I know, how can I follow lazy with diligent, but just be glad I included lazy at all. Consider cutting up materials more in the winter so they break down faster and take up less space in the bin. The natural freeze and thaw action will break the materials up somewhat but the smaller pieces you add, the better. And unless you want to feed the neighborhood critters, keep the lid locked and make sure to cover your food waste with leaves, shredded paper, or even a layer of old cardboard. If you’re really enthusiastic about winter composting, you can also insulate the outside of the bin with straw bales to keep it warmer longer.

Composting in the winter really is easy and rewarding. At a time when pouring over seed catalogues is the closest I get to gardening, winter composting keeps me connected and reminds me about what’s around the corner. I know it may seem like we’re in the never-ending grip of Old Man Winter but before you know it tulips will be popping up, birds will be singing, and- if you keep adding to your pile- your compost bin will be roaring into action.

Wednesday, February 3, 2010

We’re not in Kansas Clermont anymore…

My husband Adam is a dutiful environmentalist. He turns down our thermostat, rides his bike, avidly recycles (of course), and even collects lunch scraps from coworkers to bring home for composting. Despite the fact that we have lived in the city for more than a decade, he is a farm boy at heart and no matter how often I remind/nag him, he always commits one major composting faux pas: he never buries the food waste in the bin.

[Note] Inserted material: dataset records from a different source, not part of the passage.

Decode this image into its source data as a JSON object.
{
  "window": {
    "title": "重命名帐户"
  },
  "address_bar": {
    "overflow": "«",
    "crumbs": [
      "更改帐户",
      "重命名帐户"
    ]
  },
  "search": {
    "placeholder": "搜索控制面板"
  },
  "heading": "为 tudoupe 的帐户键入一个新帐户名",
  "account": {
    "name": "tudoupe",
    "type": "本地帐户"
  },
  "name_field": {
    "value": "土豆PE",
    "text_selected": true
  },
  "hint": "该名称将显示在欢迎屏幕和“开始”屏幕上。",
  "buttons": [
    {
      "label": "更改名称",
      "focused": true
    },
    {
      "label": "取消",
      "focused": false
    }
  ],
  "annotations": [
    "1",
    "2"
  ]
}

Growing up with horses, Adam’s family always had a hefty compost pile. The daily chore of bringing kitchen scraps to the pile involved a quarter mile hike behind the horse barn and tossing the scraps on a heap taller than him. There was no point to burying the food waste, I mean who’s going to notice a few rotting vegetables amongst several tons of horse manure, especially when the closest neighbor lives miles down the road?

But when your grill and patio table are only feet away, you want the best smelling compost bin possible. Several times I have noticed flies congregating around the bin or a “garbagy” smell coming from the compost. When I open the lid to investigate, sure enough old broccoli and black banana peels will be staring back at me. But almost as soon as I cover the pile with leaves or shredded paper, the problem goes away.

Taking the time to bury food waste will go a long way in preventing odors, unwanted flying insects, and the occasional curious 4-legged bandit tempted by the smell of an easy meal. Burying food waste can be quite easy. Next to our bin is a three-pronged garden fork (properly called a hand cultivator) which I use to lift up the layer of leaves on top while I tuck the food waste underneath. I also keep a pile of leaves next to the bin and occasionally throw those on top if the layer is thin.

Of course, you won’t hear this girl complaining about a little spousal composting imperfection, I wouldn’t trade him for anyone (not even Brad Pitt- who probably composts perfectly). I’m counting my blessings that he’s willing to take out the kitchen scraps at all.